近卫笑着说:“大王要卑职转告丞相,丞相虽是戴罪之身,但湟州诸事还得仰赖丞相操持,希望丞相照顾好自己,别太过劳累了。”

张恕目光低垂,没有应声。

近卫试探道:“丞相难道没有什么话……要卑职转达给大王吗?”

“转达给大王……”张恕嘴唇轻轻一动,不知该说些什么。

近卫求道:“您就随便讲一、两句吧,不然卑职回去不好交差,肯定得挨骂。”

张恕无奈,只好回答:“那你就告诉大王,战场上刀剑无眼,让他千万不要受伤。”

“卑职明白!”那近卫雀跃着离开了。

眼下情形,似乎一切都好。

流民之乱仿佛只是一时之患,经审讯过后,其中无人能说清北边到底发了什么,只称自己是听信了谣言,误以为北边真的要起灾祸。

而千峰山一战也极其顺利,元浑迅速拿下了数个深入山间的南闾部军,推进有条不紊,看形势,兴许要不了多久,就能杀出千峰山,直入同州境地了。

但张恕的心里却总是惴惴不安,他总觉得有什么事将要发。

事实证明,张恕的预料没错,就在元浑离开的第十天,北边流民再起。这一次,那些流民已不再简简单单地堆聚在官道上求食,而是被叛乱的湟元护军挟着,如同野火燎原般,卷向湟州城。

砰!一声闷响落在了城墙上,随即一股人群好似泥石流一样扑向了那牢牢合拢的大门。

城墙上的火把异常明亮,灯晃晃地映照着每一个肃立墙头的士兵,一张张凝重的面孔藏于其后,一双双忧心忡忡的眼睛正注视着城下。

拓跋赫虏快步从其间走过,他接住了士兵递来的长弓,并攀登上了视野最开阔的瞭望塔,旋即架起铁箭,准备射穿刚被属下丢出城楼的猛火油桶。

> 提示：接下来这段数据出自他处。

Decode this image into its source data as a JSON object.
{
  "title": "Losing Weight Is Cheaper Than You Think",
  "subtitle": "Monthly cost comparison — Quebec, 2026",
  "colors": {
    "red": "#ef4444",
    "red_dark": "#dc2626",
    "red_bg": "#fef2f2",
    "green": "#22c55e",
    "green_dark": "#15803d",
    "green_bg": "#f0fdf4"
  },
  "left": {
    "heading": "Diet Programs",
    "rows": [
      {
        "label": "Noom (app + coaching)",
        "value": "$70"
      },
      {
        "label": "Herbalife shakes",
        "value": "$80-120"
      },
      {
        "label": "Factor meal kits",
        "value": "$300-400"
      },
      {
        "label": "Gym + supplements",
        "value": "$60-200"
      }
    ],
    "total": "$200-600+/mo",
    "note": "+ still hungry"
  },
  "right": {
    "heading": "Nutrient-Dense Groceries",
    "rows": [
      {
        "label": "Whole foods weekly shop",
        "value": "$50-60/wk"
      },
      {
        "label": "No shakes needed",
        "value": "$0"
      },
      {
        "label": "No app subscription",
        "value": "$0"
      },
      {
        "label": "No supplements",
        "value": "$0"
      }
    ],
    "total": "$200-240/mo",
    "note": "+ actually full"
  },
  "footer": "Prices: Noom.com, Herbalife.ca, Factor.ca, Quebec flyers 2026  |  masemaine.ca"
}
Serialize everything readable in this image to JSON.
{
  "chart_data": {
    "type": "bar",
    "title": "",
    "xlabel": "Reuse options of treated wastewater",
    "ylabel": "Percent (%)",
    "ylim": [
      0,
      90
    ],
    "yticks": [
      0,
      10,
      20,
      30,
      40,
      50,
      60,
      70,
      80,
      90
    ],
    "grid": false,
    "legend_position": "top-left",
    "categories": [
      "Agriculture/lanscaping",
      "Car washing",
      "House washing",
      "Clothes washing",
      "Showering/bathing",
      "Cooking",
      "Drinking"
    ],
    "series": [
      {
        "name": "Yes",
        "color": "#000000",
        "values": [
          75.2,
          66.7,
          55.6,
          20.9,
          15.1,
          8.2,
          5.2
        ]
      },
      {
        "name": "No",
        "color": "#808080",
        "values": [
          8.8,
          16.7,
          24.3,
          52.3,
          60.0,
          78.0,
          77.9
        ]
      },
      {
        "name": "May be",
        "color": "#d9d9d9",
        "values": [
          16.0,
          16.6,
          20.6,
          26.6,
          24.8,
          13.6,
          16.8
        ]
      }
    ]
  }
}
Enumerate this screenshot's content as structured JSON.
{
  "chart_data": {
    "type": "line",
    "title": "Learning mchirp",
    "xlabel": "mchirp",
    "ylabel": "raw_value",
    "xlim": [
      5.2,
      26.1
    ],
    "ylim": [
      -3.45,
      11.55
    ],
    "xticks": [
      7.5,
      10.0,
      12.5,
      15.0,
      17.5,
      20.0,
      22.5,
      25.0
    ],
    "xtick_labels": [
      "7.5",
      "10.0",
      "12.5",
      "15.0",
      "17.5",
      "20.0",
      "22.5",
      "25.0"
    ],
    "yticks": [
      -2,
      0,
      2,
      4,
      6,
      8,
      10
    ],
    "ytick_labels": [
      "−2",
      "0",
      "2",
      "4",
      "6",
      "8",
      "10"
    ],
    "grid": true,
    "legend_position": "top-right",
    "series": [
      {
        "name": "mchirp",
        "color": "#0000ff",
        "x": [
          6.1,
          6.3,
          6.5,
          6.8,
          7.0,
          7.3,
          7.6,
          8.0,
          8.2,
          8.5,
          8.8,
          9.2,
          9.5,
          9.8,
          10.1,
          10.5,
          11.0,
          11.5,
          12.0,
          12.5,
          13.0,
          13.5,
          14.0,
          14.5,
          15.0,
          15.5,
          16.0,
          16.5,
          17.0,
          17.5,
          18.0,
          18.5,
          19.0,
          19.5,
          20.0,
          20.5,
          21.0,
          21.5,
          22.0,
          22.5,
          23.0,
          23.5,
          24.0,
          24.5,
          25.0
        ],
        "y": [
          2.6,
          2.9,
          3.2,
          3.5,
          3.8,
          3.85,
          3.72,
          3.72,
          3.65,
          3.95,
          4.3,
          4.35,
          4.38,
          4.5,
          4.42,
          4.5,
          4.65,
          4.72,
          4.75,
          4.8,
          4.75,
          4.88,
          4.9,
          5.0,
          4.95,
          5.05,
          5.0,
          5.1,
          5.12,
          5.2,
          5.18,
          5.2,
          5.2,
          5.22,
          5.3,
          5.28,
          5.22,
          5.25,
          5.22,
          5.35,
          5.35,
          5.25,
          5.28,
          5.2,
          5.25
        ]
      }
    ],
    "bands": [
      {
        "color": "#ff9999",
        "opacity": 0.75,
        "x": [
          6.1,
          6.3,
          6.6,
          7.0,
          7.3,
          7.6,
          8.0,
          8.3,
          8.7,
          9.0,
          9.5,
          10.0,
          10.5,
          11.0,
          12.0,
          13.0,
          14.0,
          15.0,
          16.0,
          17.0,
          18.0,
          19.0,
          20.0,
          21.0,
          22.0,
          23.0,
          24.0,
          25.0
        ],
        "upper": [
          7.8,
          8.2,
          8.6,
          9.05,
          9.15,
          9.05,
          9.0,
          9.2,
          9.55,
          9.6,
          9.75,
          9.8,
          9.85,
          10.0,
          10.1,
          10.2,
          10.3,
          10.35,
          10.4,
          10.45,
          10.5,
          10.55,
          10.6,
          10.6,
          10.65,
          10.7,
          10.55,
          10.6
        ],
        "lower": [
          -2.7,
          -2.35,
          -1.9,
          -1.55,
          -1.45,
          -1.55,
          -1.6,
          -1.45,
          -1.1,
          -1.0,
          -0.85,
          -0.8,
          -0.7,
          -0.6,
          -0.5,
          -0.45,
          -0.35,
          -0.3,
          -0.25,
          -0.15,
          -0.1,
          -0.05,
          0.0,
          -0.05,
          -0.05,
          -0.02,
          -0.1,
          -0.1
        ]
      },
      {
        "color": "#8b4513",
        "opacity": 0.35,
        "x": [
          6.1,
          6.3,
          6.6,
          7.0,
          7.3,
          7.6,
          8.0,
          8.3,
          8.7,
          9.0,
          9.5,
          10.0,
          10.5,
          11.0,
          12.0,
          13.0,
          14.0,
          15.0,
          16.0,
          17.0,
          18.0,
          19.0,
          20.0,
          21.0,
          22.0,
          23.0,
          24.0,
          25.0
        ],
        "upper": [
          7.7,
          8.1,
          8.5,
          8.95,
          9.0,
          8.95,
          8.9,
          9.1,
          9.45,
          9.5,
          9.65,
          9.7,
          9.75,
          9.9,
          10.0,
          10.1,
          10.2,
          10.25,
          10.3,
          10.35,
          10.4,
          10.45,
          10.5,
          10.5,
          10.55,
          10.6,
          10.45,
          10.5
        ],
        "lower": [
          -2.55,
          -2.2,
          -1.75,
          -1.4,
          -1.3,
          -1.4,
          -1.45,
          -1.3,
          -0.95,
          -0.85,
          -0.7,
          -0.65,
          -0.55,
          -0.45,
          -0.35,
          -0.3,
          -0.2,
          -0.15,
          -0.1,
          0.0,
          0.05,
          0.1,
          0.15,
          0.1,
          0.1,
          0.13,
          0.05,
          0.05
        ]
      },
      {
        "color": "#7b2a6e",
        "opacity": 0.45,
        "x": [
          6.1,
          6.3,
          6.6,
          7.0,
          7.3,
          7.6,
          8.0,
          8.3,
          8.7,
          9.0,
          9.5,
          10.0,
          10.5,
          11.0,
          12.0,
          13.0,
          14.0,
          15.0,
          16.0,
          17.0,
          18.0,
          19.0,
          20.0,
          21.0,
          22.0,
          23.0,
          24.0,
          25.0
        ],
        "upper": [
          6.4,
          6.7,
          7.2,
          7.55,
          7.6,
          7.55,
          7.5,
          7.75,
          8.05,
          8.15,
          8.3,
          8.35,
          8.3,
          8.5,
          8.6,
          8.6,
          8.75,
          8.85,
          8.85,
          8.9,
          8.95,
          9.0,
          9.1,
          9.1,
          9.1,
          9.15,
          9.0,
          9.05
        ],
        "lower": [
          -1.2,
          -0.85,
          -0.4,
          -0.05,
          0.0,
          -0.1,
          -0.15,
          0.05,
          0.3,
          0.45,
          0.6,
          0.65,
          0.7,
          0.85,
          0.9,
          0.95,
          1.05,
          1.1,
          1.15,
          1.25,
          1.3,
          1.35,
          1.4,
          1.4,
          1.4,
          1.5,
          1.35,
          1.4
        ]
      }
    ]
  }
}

但谁知就在这时,黑沉沉的远处忽地闪过一片火光,继而一列如长龙般的骑兵从湟州以北的那片松林中飞驰而出,并在疾速逼近下,冲散了这些聚集在城郭外的叛军。

“什么人?”拓跋赫虏眯起眼睛,向下看去。

天色已晚,四野混沌不清,明灭不详的光难以将所有面孔照亮,众人只能隐约望见一列约莫百余人的骑兵杀进了叛军之中,这列骑兵来势汹汹,可身上的甲胄却破破烂烂,像是刚从什么地方逃难而来。

这时,门楼中有眼力上乘的戍卫认出了这列骑兵的为首者,只听那戍卫大叫道:“幢帅!幢帅!来的人好像是曲廷尉!”

“曲廷尉?”拓跋赫虏瞳孔一颤,当即循着手下人所指的方向看去。

真的是曲天福。

可是,曲天福不好好守着王庭,为何会出现在这里?

第78章 内外交困

随着这股骑兵的到来,没做多余准备的湟元叛军迅速撤退,一场差点就要攻下湟州的大战堪堪止住了。

“吁——”很快,有人勒马横鞭,停在了城下。

“丞相何在?”一道高呼传入门楼。

拓跋赫虏紧皱着眉,不确定是否要为这些人大开城门。

这时,张恕匆匆赶到,他由云喜扶着,走下了马车。

“幢帅,出什么事了?”张恕问道。

拓跋赫虏面露难色,他犹豫了许久,方才出声回答:“丞相,湟元叛军已经撤兵,是因……”

“丞相何在?”又是一道高呼传来。

张恕下意识转头望去。

“是曲廷尉!”耳尖的云欢一下子听出了城外的说话之人到底是谁。

张恕怔然:“曲廷尉怎会在此?”

拓跋赫虏的表情有些难看,他收起了弓箭,低声道:“丞相,我们不能开城门。”

张恕诧异:“为何?”

拓跋赫虏不说话,但却目光定定地望着张恕。

张恕瞬间明白了。

王庭内乱的流言绝非凭空而起,代替元浑高坐天王之位的肃王世子兴许早已暴露,铁卫营南下的消息再一传入北边,那原本还算安定的息州必然因此而一片哗然,进而对河西之地蠢蠢欲动的各方都会闻风而动。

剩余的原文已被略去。